Pendarahan di Otak Membuat Ingatanku Hilang tulisan Humaiyah, kontributor Tanggul Jember, menceritakan pengalamannya ini ketika sakit.
PWMU.CO– Tahun 2022 menjadi tahun ujian bagiku. Awalnya aku dideteksi menderita miom di kandungan. Itu pemeriksaan tiga tahun yang lalu. Karena takut operasi, aku memilih pengobatan alternatif.
Karena Covid 19, pengobatan alternatif terhenti. Puncaknya pada Agustus 2022, aku mengalami pendarahan hebat hingga HB 2,8. Setelah mendapat transfusi sebanyak 7 kantong, HBku normal. Tapi itu tak berlangsung lama.
Dua pekan sesudahnya HB kembali drop hingga 6,8. Akupun kembali dilarikan ke Rumah Sakit dr Soebandi Jember. Opname lagi 15-19 Agustus 2022.
Setelah HB normal kembali aku menjalani operasi angkat kandungan seperti yang direncanakan yaitu pada 23 Agustus 2022. Alhamdulillah, operasi berjalan lancar. Aku pun pulang dari rumah sakit dengan perasaan senang. Aku membayangkan tak ada lagi kesulitan ketika datang bulan.

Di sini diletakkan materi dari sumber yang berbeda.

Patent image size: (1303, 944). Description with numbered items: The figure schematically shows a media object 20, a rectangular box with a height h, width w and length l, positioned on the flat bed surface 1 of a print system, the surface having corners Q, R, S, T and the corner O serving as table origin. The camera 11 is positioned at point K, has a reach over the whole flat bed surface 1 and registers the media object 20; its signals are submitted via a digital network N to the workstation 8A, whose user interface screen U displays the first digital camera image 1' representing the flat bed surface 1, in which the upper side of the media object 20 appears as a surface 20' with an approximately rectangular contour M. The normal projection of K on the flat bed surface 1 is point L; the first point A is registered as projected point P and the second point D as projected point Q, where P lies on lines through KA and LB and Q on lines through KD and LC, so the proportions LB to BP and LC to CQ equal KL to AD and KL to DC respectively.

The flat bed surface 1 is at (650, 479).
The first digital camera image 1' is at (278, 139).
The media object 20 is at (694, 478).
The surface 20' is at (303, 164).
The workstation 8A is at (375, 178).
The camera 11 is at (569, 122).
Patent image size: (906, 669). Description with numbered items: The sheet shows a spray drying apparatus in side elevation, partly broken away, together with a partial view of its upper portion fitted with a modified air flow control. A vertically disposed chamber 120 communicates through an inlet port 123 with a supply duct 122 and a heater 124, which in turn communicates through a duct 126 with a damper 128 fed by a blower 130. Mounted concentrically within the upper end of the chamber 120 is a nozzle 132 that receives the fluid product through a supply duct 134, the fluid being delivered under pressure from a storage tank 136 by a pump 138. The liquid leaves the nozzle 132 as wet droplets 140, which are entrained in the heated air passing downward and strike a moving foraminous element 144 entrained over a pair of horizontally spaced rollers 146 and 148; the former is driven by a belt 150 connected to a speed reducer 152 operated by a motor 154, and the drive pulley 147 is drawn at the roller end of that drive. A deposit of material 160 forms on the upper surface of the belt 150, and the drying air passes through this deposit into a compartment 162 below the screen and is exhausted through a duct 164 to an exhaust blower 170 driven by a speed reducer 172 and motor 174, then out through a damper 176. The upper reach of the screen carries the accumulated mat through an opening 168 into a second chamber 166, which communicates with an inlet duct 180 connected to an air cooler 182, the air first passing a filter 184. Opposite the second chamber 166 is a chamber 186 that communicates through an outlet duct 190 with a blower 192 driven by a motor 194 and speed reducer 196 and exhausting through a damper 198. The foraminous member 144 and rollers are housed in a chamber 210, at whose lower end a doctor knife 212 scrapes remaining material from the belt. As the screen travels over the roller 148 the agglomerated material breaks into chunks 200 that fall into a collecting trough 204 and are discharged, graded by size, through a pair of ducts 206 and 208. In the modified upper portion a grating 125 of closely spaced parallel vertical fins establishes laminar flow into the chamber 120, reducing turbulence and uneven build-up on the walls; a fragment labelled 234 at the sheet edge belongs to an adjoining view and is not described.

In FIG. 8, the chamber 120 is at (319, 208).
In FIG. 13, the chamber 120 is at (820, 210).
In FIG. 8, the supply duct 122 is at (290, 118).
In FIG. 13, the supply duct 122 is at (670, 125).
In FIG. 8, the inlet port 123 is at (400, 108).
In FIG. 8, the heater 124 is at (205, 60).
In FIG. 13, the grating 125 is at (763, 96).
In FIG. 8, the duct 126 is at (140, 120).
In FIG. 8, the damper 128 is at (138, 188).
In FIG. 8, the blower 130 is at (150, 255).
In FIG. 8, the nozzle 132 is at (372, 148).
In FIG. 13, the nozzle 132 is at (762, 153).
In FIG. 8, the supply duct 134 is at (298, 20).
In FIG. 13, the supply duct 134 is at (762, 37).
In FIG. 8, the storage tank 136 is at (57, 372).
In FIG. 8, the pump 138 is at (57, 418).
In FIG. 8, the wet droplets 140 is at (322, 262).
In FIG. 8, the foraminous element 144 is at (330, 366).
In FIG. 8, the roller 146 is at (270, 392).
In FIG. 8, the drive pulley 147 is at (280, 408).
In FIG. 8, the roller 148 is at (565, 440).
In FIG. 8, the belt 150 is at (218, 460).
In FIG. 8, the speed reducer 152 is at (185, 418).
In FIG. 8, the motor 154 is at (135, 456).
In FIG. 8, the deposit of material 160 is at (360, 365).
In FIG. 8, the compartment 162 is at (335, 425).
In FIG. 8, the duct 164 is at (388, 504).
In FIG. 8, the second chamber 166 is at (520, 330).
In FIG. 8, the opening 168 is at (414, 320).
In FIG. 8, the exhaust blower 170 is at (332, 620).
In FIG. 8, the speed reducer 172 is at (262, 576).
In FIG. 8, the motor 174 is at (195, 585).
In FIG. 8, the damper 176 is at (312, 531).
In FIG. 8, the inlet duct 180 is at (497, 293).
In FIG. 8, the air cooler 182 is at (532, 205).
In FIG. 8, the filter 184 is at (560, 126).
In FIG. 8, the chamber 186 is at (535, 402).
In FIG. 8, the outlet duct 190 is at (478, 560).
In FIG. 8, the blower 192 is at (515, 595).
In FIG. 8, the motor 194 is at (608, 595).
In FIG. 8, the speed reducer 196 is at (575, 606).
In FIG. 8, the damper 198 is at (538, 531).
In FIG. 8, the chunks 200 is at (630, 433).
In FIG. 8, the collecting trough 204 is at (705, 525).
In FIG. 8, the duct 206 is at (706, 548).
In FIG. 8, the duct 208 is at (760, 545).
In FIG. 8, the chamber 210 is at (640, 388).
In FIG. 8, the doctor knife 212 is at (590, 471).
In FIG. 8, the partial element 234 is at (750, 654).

Perasaan senang tak berlangsung lama. Tujuh hari setelah operasi, aku merasakan sakit kepala yang luar biasa. Aku kembali dilarikan ke Rumah Sakit dr Subandi. Aku didiagnosis mengalami pendarahan di otak. Setelah pemeriksaan lengkap aku kembali menjalani operasi pecah pembuluh darah di otak.
Menurut penuturan keluarga, dua hari aku tak sadarkan diri. Tak sedikit doa yang mengalir. Dari suami, anak-anak, teman, ibu-ibu Aisyiyah. Juga santri Pondok Tafidh Bambu Kuning atau MBS Tanggul membacakan doa dan mengaji setiap malam selama aku koma untuk kesembuhanku.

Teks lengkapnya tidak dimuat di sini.